Trading on the stock market is exciting, but it can also be a volatile system in which money is quickly gained or lost. Successful traders understand the level of risk compared with the level of pay-off, mainly because they invest time and effort into understanding their craft. If you want to trade online, there are a few things you can do to help…
1: Watch for trends
Randomly choosing an investment is unlikely to work out well. Watching the markets for trends, and then trying to predict shifts, is one way to limit your risk and hopefully increase your chances of a good profit. Analytics software can help you with this, providing a digestible method for absorbing data. You might also be able to set up alerts on particular items you’ve shown an interest in, so you’ll know when prices are in your favor.
2: Know your limits, don’t risk it all
This is advice in two parts: firstly, don’t risk more than you can afford. It’s easy to get carried away with investments, particularly if you’re doing well (“I can’t stop now, I’m on a roll”) or have suffered losses (“I can’t stop now, I need to make back what I lost”). Be strict about how much you can genuinely afford to invest, and stick to it. Secondly, don’t risk all your capital on a single item. If it fails, you’ve lost everything.
3: Understand the stats
Knowing what all that strange trading terminology actually means is a necessity. Trade-types can vary considerably, with different risks and benefits. The same could be said for understanding the numbers you see as you browse trading platforms. Okay, you might not need to know everything, but the basics (such as how pips or commissions will affect your profits) will help to inform you as to whether a trade makes sense or not given the amount you’re investing.

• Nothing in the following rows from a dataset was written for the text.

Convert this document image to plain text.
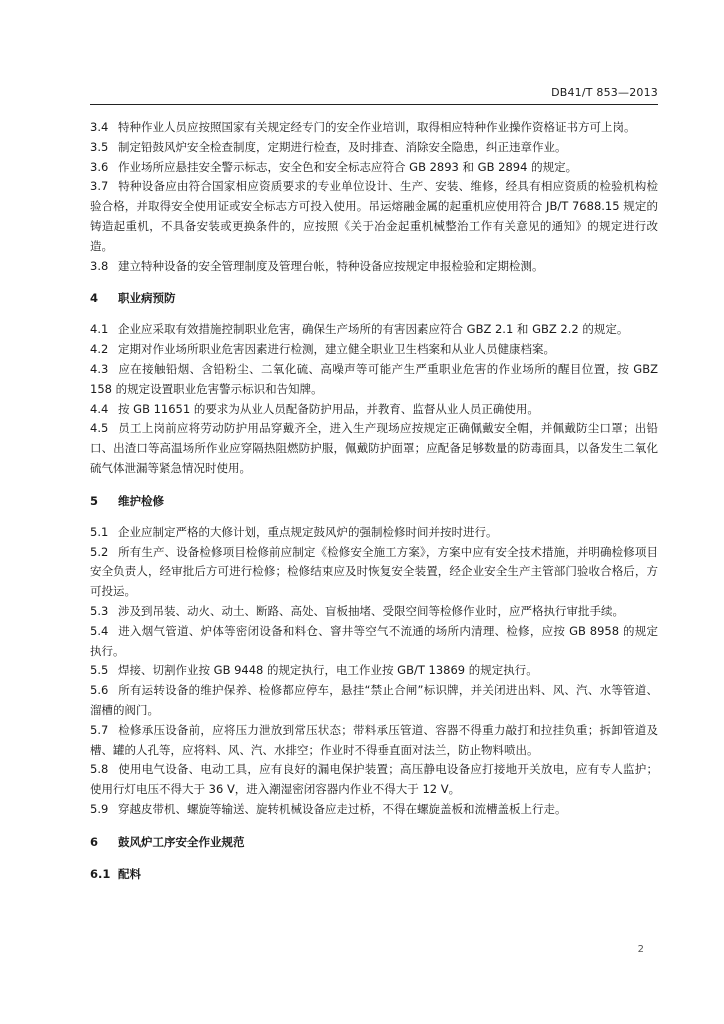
DB41/T 853—2013
3.4 特种作业人员应按照国家有关规定经专门的安全作业培训，取得相应特种作业操作资格证书方可上岗。
3.5 制定铅鼓风炉安全检查制度，定期进行检查，及时排查、消除安全隐患，纠正违章作业。
3.6 作业场所应悬挂安全警示标志，安全色和安全标志应符合 GB 2893 和 GB 2894 的规定。
3.7 特种设备应由符合国家相应资质要求的专业单位设计、生产、安装、维修，经具有相应资质的检验机构检验合格，并取得安全使用证或安全标志方可投入使用。吊运熔融金属的起重机应使用符合 JB/T 7688.15 规定的铸造起重机，不具备安装或更换条件的，应按照《关于冶金起重机械整治工作有关意见的通知》的规定进行改造。
3.8 建立特种设备的安全管理制度及管理台帐，特种设备应按规定申报检验和定期检测。
4 职业病预防
4.1 企业应采取有效措施控制职业危害，确保生产场所的有害因素应符合 GBZ 2.1 和 GBZ 2.2 的规定。
4.2 定期对作业场所职业危害因素进行检测，建立健全职业卫生档案和从业人员健康档案。
4.3 应在接触铅烟、含铅粉尘、二氧化硫、高噪声等可能产生严重职业危害的作业场所的醒目位置，按 GBZ 158 的规定设置职业危害警示标识和告知牌。
4.4 按 GB 11651 的要求为从业人员配备防护用品，并教育、监督从业人员正确使用。
4.5 员工上岗前应将劳动防护用品穿戴齐全，进入生产现场应按规定正确佩戴安全帽，并佩戴防尘口罩；出铅口、出渣口等高温场所作业应穿隔热阻燃防护服，佩戴防护面罩；应配备足够数量的防毒面具，以备发生二氧化硫气体泄漏等紧急情况时使用。
5 维护检修
5.1 企业应制定严格的大修计划，重点规定鼓风炉的强制检修时间并按时进行。
5.2 所有生产、设备检修项目检修前应制定《检修安全施工方案》，方案中应有安全技术措施，并明确检修项目安全负责人，经审批后方可进行检修；检修结束应及时恢复安全装置，经企业安全生产主管部门验收合格后，方可投运。
5.3 涉及到吊装、动火、动土、断路、高处、盲板抽堵、受限空间等检修作业时，应严格执行审批手续。
5.4 进入烟气管道、炉体等密闭设备和料仓、窨井等空气不流通的场所内清理、检修，应按 GB 8958 的规定执行。
5.5 焊接、切割作业按 GB 9448 的规定执行，电工作业按 GB/T 13869 的规定执行。
5.6 所有运转设备的维护保养、检修都应停车，悬挂“禁止合闸”标识牌，并关闭进出料、风、汽、水等管道、溜槽的阀门。
5.7 检修承压设备前，应将压力泄放到常压状态；带料承压管道、容器不得重力敲打和拉挂负重；拆卸管道及槽、罐的人孔等，应将料、风、汽、水排空；作业时不得垂直面对法兰，防止物料喷出。
5.8 使用电气设备、电动工具，应有良好的漏电保护装置；高压静电设备应打接地开关放电，应有专人监护；使用行灯电压不得大于 36 V，进入潮湿密闭容器内作业不得大于 12 V。
5.9 穿越皮带机、螺旋等输送、旋转机械设备应走过桥，不得在螺旋盖板和流槽盖板上行走。
6 鼓风炉工序安全作业规范
6.1 配料
2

4: Consider building a portfolio
Portfolios are often used by professional traders. These are essentially a list of items (raw materials, companies, products and so on) which you invest in. Spreading your capital across multiple investments means you’re less likely to lose it all in one fell swoop. After all, it’s not likely that ten different items will all suffer a loss at once, but it could happen on just one or two items. Building a portfolio can also be fun because it means you can invest in a variety of items, or you can copy the portfolios of other traders.

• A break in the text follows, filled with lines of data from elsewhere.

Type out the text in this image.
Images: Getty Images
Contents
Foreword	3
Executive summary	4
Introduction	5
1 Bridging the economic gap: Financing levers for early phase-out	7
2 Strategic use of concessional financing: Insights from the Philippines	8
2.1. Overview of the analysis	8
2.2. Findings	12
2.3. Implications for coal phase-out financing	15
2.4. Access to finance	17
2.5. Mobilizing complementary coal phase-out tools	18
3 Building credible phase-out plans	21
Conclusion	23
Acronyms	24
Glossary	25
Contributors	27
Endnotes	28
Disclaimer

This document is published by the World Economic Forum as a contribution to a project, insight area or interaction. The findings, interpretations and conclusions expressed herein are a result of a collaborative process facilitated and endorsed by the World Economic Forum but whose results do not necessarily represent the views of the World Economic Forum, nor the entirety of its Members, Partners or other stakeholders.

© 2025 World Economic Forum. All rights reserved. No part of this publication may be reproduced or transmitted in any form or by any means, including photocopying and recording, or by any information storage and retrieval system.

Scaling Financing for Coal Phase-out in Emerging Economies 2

5: Auto-sell-buy can save you
Auto-sell and auto-buy functions essentially work on your behalf when you’re not around to make decisions. If a product reaches a certain high or low price, the system will buy or sell on your behalf, strictly according to the limits you’ve set. Therefore you can sell your corn whilst you sleep, before you make a loss on it, or buy steel when you’re in the gym (and you’re pumping iron!) and it’s reached an all-time low. Even eagle-eyes get tired, but the robots don’t!
Staying vigilant and watching for trends, whilst also being aware of your risks and limits, are great ways to improve your chances of success when trading. Whilst there are no guarantees, good investments are often carefully considered and monitored.